Im Klassenraum widmen wir uns neuen Fragen:
Ist die Häufigkeit des Sex in einer Beziehung ein Indikator für die Stärke der Liebe?
Die männliche Antwort heißt eindeutig: ja, weil das Begehren groß sei. Die weibliche Perspektive meint, dass Sex nicht Ausdruck der Liebesintensität sei. Dient denn dann die Liebe an sich rein der Fortpflanzung?
Wenn die Fortpflanzungsinstinkte gestillt seien, dann sei man auch glücklich, lässt die streng evolutionäre logische Sichtweise im Raum wieder verlauten.
Zusammen Spaß haben, miteinander gemeinsame Momente teilen, jemanden an seiner Seite haben, der einen unterstützt, der einen versteht, eben einfach erfüllte Zweisamkeit seien aber Werte, die jenseits des Fortpflanzungstriebs wichtig seien und dazu führen, dass man sich an jemanden bindet.
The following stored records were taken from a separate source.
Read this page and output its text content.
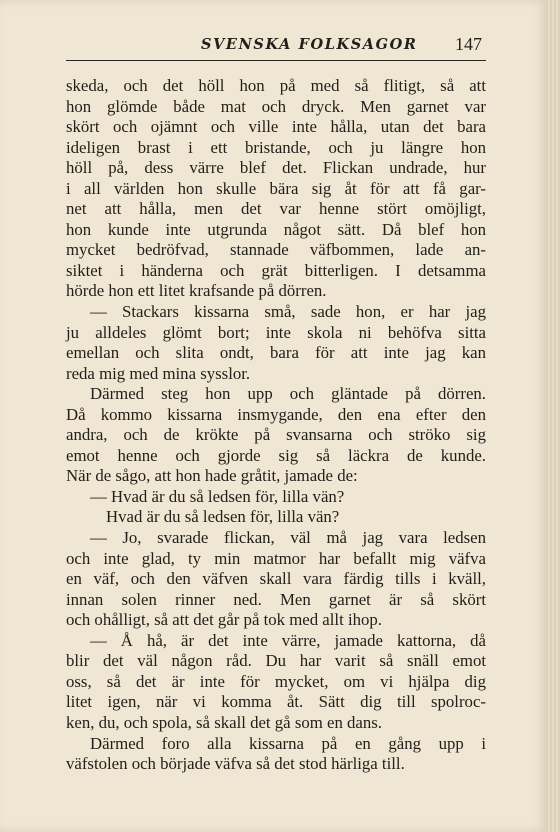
SVENSKA FOLKSAGOR 147
skeda, och det höll hon på med så flitigt, så att
hon glömde både mat och dryck. Men garnet var
skört och ojämnt och ville inte hålla, utan det bara
ideligen brast i ett bristande, och ju längre hon
höll på, dess värre blef det. Flickan undrade, hur
i all världen hon skulle bära sig åt för att få gar-
net att hålla, men det var henne stört omöjligt,
hon kunde inte utgrunda något sätt. Då blef hon
mycket bedröfvad, stannade väfbommen, lade an-
siktet i händerna och grät bitterligen. I detsamma
hörde hon ett litet krafsande på dörren.
— Stackars kissarna små, sade hon, er har jag
ju alldeles glömt bort; inte skola ni behöfva sitta
emellan och slita ondt, bara för att inte jag kan
reda mig med mina sysslor.
Därmed steg hon upp och gläntade på dörren.
Då kommo kissarna insmygande, den ena efter den
andra, och de krökte på svansarna och ströko sig
emot henne och gjorde sig så läckra de kunde.
När de sågo, att hon hade gråtit, jamade de:
— Hvad är du så ledsen för, lilla vän?
Hvad är du så ledsen för, lilla vän?
— Jo, svarade flickan, väl må jag vara ledsen
och inte glad, ty min matmor har befallt mig väfva
en väf, och den väfven skall vara färdig tills i kväll,
innan solen rinner ned. Men garnet är så skört
och ohålligt, så att det går på tok med allt ihop.
— Å hå, är det inte värre, jamade kattorna, då
blir det väl någon råd. Du har varit så snäll emot
oss, så det är inte för mycket, om vi hjälpa dig
litet igen, när vi komma åt. Sätt dig till spolroc-
ken, du, och spola, så skall det gå som en dans.
Därmed foro alla kissarna på en gång upp i
väfstolen och började väfva så det stod härliga till.
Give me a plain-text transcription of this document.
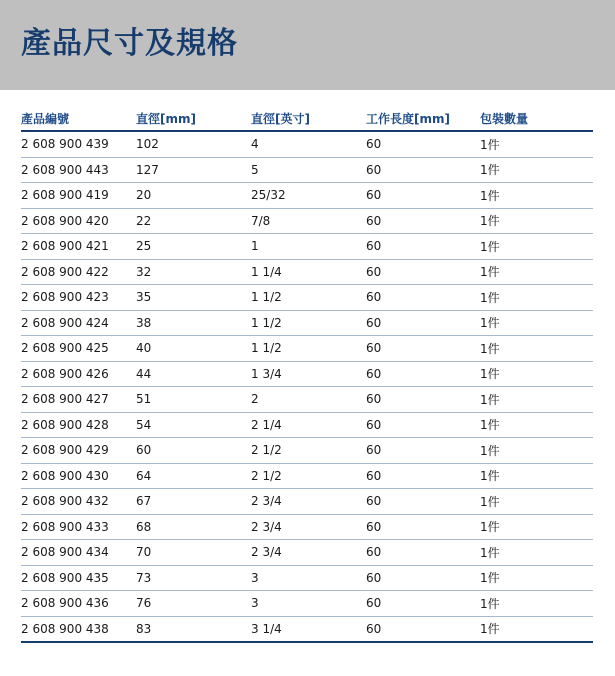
產品尺寸及規格
產品編號	直徑[mm]	直徑[英寸]	工作長度[mm]	包裝數量
2 608 900 439	102	4	60	1件
2 608 900 443	127	5	60	1件
2 608 900 419	20	25/32	60	1件
2 608 900 420	22	7/8	60	1件
2 608 900 421	25	1	60	1件
2 608 900 422	32	1 1/4	60	1件
2 608 900 423	35	1 1/2	60	1件
2 608 900 424	38	1 1/2	60	1件
2 608 900 425	40	1 1/2	60	1件
2 608 900 426	44	1 3/4	60	1件
2 608 900 427	51	2	60	1件
2 608 900 428	54	2 1/4	60	1件
2 608 900 429	60	2 1/2	60	1件
2 608 900 430	64	2 1/2	60	1件
2 608 900 432	67	2 3/4	60	1件
2 608 900 433	68	2 3/4	60	1件
2 608 900 434	70	2 3/4	60	1件
2 608 900 435	73	3	60	1件
2 608 900 436	76	3	60	1件
2 608 900 438	83	3 1/4	60	1件
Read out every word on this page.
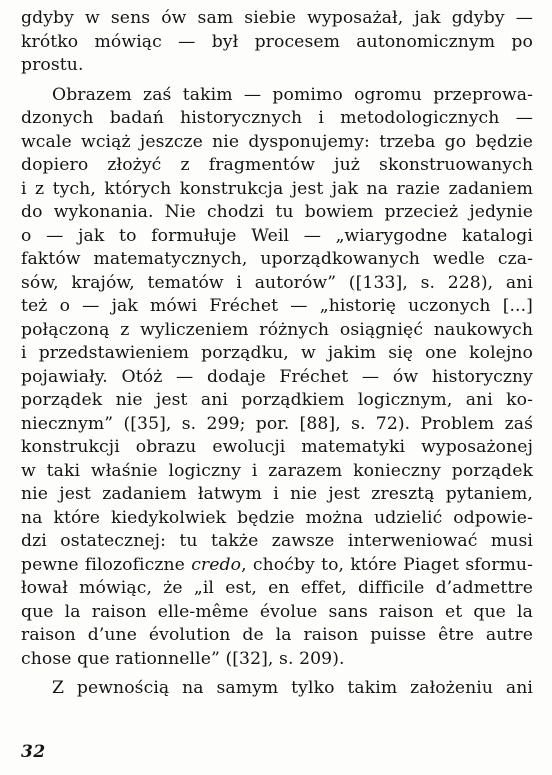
gdyby w sens ów sam siebie wyposażał, jak gdyby —
krótko mówiąc — był procesem autonomicznym po
prostu.
Obrazem zaś takim — pomimo ogromu przeprowa-
dzonych badań historycznych i metodologicznych —
wcale wciąż jeszcze nie dysponujemy: trzeba go będzie
dopiero złożyć z fragmentów już skonstruowanych
i z tych, których konstrukcja jest jak na razie zadaniem
do wykonania. Nie chodzi tu bowiem przecież jedynie
o — jak to formułuje Weil — „wiarygodne katalogi
faktów matematycznych, uporządkowanych wedle cza-
sów, krajów, tematów i autorów” ([133], s. 228), ani
też o — jak mówi Fréchet — „historię uczonych [...]
połączoną z wyliczeniem różnych osiągnięć naukowych
i przedstawieniem porządku, w jakim się one kolejno
pojawiały. Otóż — dodaje Fréchet — ów historyczny
porządek nie jest ani porządkiem logicznym, ani ko-
niecznym” ([35], s. 299; por. [88], s. 72). Problem zaś
konstrukcji obrazu ewolucji matematyki wyposażonej
w taki właśnie logiczny i zarazem konieczny porządek
nie jest zadaniem łatwym i nie jest zresztą pytaniem,
na które kiedykolwiek będzie można udzielić odpowie-
dzi ostatecznej: tu także zawsze interweniować musi
pewne filozoficzne credo, choćby to, które Piaget sformu-
łował mówiąc, że „il est, en effet, difficile d’admettre
que la raison elle-même évolue sans raison et que la
raison d’une évolution de la raison puisse être autre
chose que rationnelle” ([32], s. 209).
Z pewnością na samym tylko takim założeniu ani
32
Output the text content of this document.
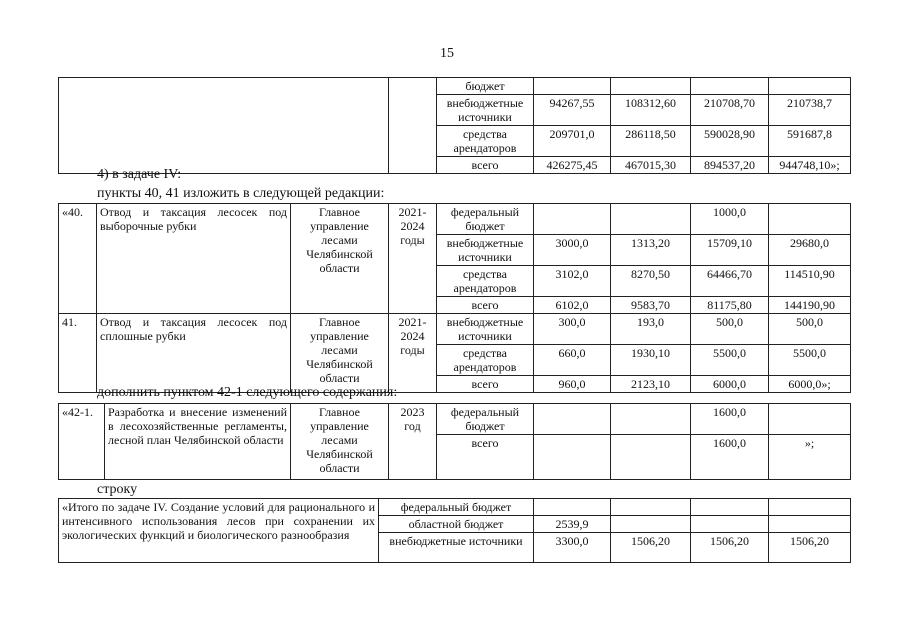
15
		бюджет				
		внебюджетные источники	94267,55	108312,60	210708,70	210738,7
		средства арендаторов	209701,0	286118,50	590028,90	591687,8
		всего	426275,45	467015,30	894537,20	944748,10»;
4) в задаче IV:
пункты 40, 41 изложить в следующей редакции:
«40.	Отвод и таксация лесосек под выборочные рубки	Главное управление лесами Челябинской области	2021-2024 годы	федеральный бюджет			1000,0	
				внебюджетные источники	3000,0	1313,20	15709,10	29680,0
				средства арендаторов	3102,0	8270,50	64466,70	114510,90
				всего	6102,0	9583,70	81175,80	144190,90
41.	Отвод и таксация лесосек под сплошные рубки	Главное управление лесами Челябинской области	2021-2024 годы	внебюджетные источники	300,0	193,0	500,0	500,0
				средства арендаторов	660,0	1930,10	5500,0	5500,0
				всего	960,0	2123,10	6000,0	6000,0»;
дополнить пунктом 42-1 следующего содержания:
«42-1.	Разработка и внесение изменений в лесохозяйственные регламенты, лесной план Челябинской области	Главное управление лесами Челябинской области	2023 год	федеральный бюджет			1600,0	
				всего			1600,0	»;
строку
«Итого по задаче IV. Создание условий для рационального и интенсивного использования лесов при сохранении их экологических функций и биологического разнообразия	федеральный бюджет				
	областной бюджет	2539,9			
	внебюджетные источники	3300,0	1506,20	1506,20	1506,20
Immerhin, ich atme auf, dass es noch mehr Bedeutung der Sexualität zu geben scheint als der reine Fortpflanzungstrieb.
Die Liebe wird dann aber gleich schon wieder als ein von der Natur erfundener „Motor“ im Menschen analysiert, der dazu diene die Sexualität anzukurbeln: „Die Liebe ist der Grund, um sich an ein Familienmitglied außerhalb der eigenen Familie zu binden und sich zu vermischen.“
Also Fazit: Hormone und Fortpflanzungstrieb bilden hier im Raum eine große Basis, wenn man versucht über Liebe und Sexualität zu sprechen.
Dass diese nüchterne Betrachtungsweise hoffentlich nur eine und bei weitem nicht die einzige Erkenntnis über diese zwei großen Erfahrungsbereiche menschlichen Daseins sind, ist die Hoffnung, die ich still in mir an diesem ersten Recherchemorgen aus dem Klassenzimmer mitnehme!
Vielleicht sollten wir öfter mal wieder in den Apfel der Erkenntnis beißen?